Monday, August 15, 2016

Monday Review: Great by Choice 5

This is the fifth post reading through Jim Collins and Morten Hansen's book, Great by Choice.

1. This chapter is called "Leading Above the Death Line." It deals with the third of Collins' three distinctives of companies that weather difficult times. The first two were 1) fanatical discipline and 2) empirical creativity. The third characteristic is "productive paranoia."

2. He starts with the story of David Breashears climbing Mt. Everest in 1996 trying to shoot a panoramic view from the top for an IMAX movie in the works. Coming up behind him were two experienced guides, Rob Hall and Scott Fischer. Given the circumstances, Breashears decided to go back down, let the groups coming up pass and any erratic weather, and then try again. He had brought enough extra oxygen to wait a little.

A day later, Hall and Fischer and their groups were dead, and Breashears had enough extra oxygen both to find them and still go to the top himself.

3. Collins breaks down productive paranoia into three aspects: 1) having reserves for a crisis, 2) carefully managing 3 different kinds of risk, and 3) being able to zoom out and then zoom back in when a crisis seems looming.

So 10X companies carried 3 to 10 times the ratio of cash to assets. Intel, for example, had a free cash flow that was 40 percent of its monthly revenue as opposed to the more average 25% of AMD). "It's what they do before the storm comes that matters most" (105). Southwest had a billion dollars in cash on hand when 9-11 hit. They were the only airline that posted a profit not only in 2012, but in the last quarter of 2011.

Breashears had the extra oxygen canisters to postpone his push to the top of Mt. Everest.

4. There are a number of types of risk that productively paranoid companies watch. The first is the Death Line Risk. These are the type of events that could kill or severely damage an enterprise.

A second kind of risk is an asymmetric risk, one where to fail would produce a much greater negative than the positive of success (think Pascal's Wager). Finally, uncontrollable risks are ones that a company would have little ability to manage or control.

10X companies made far fewer decisions in these risky areas than the comparison companies (22% as opposed to 43%).

They added another kind of risk near the end of their study--time-based risks, risks relating to the speed of decision and action. The study found that recognizing a threat early and then taking the time to make a rigorous and deliberate decision yielded better outcomes than quick decisions.

(Their example, though, involved a decision in a couple weeks, so we're not really talking about a whole lot of time. Basically, they didn't just make a decision the day they recognized the looming crisis.)

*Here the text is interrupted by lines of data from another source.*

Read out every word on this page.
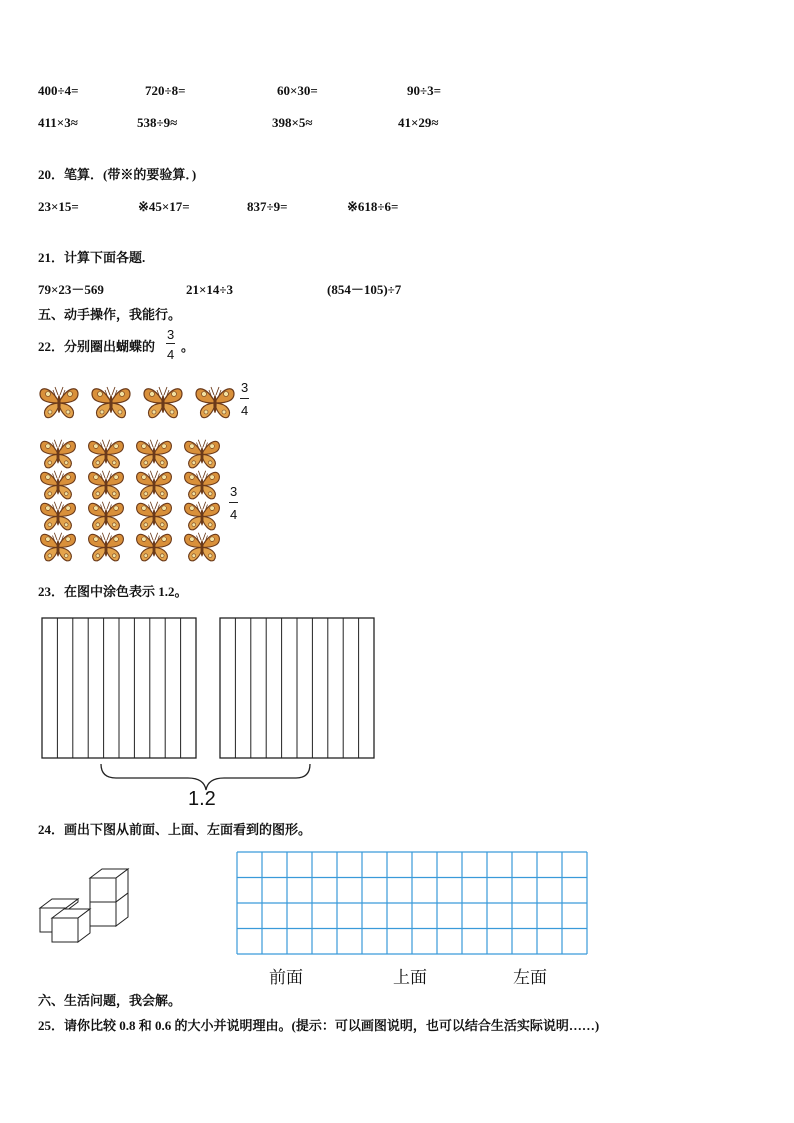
400÷4=	720÷8=	60×30=	90÷3=
411×3≈	538÷9≈	398×5≈	41×29≈
20．笔算．(带※的要验算．)
23×15=	※45×17=	837÷9=	※618÷6=
21．计算下面各题.
79×23－569	21×14÷3	(854－105)÷7
五、动手操作，我能行。
22．分别圈出蝴蝶的
3
4
。
3
4
3
4
23．在图中涂色表示 1.2。
1.2
24．画出下图从前面、上面、左面看到的图形。
前面	上面	左面
六、生活问题，我会解。
25．请你比较 0.8 和 0.6 的大小并说明理由。(提示：可以画图说明，也可以结合生活实际说明……)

5. Being able to zoom out and then zoom back in relates to stopping to brainstorm when leadership gets paranoid about a crisis that could happen. So the threat of Motorola led Intel to spend a week zooming out to formulate a strategy before then zooming back in to go full tilt.

Let me say again, they are not counseling inaction. Dare I say that in my circles (education), there's not a lot of leaping at all. The advice to slow down is not what is needed in this case. It is to get paranoid.